Ask any Sri Lankan to name the greatest moment in the country's sporting history and the reply will always be the victory in cricket's 1996 World Cup.

Increasingly, however, many Sri Lankans have also begun to see the World Cup triumph as the worst thing that could have happened to the country's cricket administration.

By catapulting Sri Lanka from no-hopers to near top dogs, the victory has over the years poured a mini fortune into the cricket board's coffers.

"The World Cup brought money and money was the killer," Roy Dias, a former test vice captain and coach, said as the latest episode in the cricket board's saga of scandal and strife unfolded.

He said the latest crisis had money written all over it.

It started on March 26, when board President Thilanga Sumathipala sacked his long-suspended CEO Dhammika Ranatunga on charges of "a financial nature", a day after Ranatunga's brother Prassanna said he would not seek re-election as vice president because of corruption at the board.

The Ranatungas, brothers of World Cup-winning captain Arjuna Ranatunga and sons of a cabinet minister, are members of the country's most powerful cricketing family whose long alliance with Sumathipala has gone bitterly cold in recent weeks.

Two days later Sumathipala was also gone as the country's sports minister set up an interim committee and dissolved the cricket board after a court blocked its plans for a March 31 election, saying it had not furnished proper accounts in time.

The week ended with street protests both for and against the move.

NEW STADIUM

Controversies also surfaced over financing for the country's newest stadium in the north central town of Dambulla and Sports Minister Lakshman Kiriella's decision to stop payment on a series of last-minute cheques issued by the sacked administration.

"These questions are inevitable because lots of things at the cricket board including some of the television rights deals have been done in a very hush-hush manner," said Saadi Thawfeeq, a cricket columnist at the state-owned Daily News.

No one has been able to say how much money the board really has.

"It's impossible to give even a ball-park figure," said board spokesman Chandrishan Perera, adding the board would earn $20 million to $30 million from a television deal over the next three years on top of match fees, sponsorships and ticket sales.

That would easily make it, even by the most conservative estimates, the country's richest sports body, but with finances so complicated the interim committee is already baulking at trying to sort them out.

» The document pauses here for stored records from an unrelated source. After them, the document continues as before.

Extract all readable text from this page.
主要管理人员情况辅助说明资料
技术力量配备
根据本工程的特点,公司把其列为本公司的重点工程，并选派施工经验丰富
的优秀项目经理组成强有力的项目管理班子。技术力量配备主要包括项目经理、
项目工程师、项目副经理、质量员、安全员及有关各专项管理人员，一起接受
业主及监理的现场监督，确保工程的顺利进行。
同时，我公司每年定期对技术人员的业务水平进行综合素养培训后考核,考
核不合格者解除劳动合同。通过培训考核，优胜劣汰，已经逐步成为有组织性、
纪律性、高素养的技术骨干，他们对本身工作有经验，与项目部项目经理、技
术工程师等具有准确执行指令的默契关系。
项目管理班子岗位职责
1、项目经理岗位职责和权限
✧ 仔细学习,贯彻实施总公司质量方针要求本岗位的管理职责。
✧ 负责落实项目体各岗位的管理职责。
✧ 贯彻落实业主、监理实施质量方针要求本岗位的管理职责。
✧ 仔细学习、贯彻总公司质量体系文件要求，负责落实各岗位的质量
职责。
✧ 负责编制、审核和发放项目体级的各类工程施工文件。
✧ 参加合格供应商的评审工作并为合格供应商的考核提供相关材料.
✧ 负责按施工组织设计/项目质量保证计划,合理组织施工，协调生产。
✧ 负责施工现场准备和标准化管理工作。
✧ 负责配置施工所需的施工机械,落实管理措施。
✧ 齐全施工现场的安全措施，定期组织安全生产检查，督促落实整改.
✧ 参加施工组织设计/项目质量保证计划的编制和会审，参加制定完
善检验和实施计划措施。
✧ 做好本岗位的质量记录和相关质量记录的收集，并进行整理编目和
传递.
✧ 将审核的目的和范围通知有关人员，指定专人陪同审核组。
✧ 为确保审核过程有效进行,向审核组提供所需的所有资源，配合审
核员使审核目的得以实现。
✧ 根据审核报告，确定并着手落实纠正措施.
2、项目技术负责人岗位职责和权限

"I am suggesting that the sports minister appoint an independent audit committee to go into all financial matters that preceded us," said Michael Tissera, a former Sri Lanka captain who was appointed to the four-member committee.

ACRIMONIOUS ELECTIONS

But Thawfeeq said the board's money problems were too deep rooted for an "audited solution".

"Money has corrupted the whole election process," he said.

Local cricket clubs, which vote on the new administration each year, are starved of development funds if they back the wrong horse, giving rise to increasingly acrimonious elections, Thawfeeq said.

The lowest point came when gun-toting intruders disrupted a March 1999 board election pitting Sumathipala against Clifford Ratwatte, a relative of President Chandrika Kumaratunga, who said he was running to clean up cricket.

Sumathipala won comfortably, but soon found himself swamped in litigation challenging the legitimacy of his administration.

An interim committee ran cricket for several months but ended up getting the sack as another money scandal was breaking.

The cricket board has since stumbled from one crisis to another, mostly as a result of interminable power struggles.

Tissera said he was not optimistic about the new committee's chances of improving on its legacy.

"There is something radically wrong with the board. It's very difficult to see where we are going with all this," he said.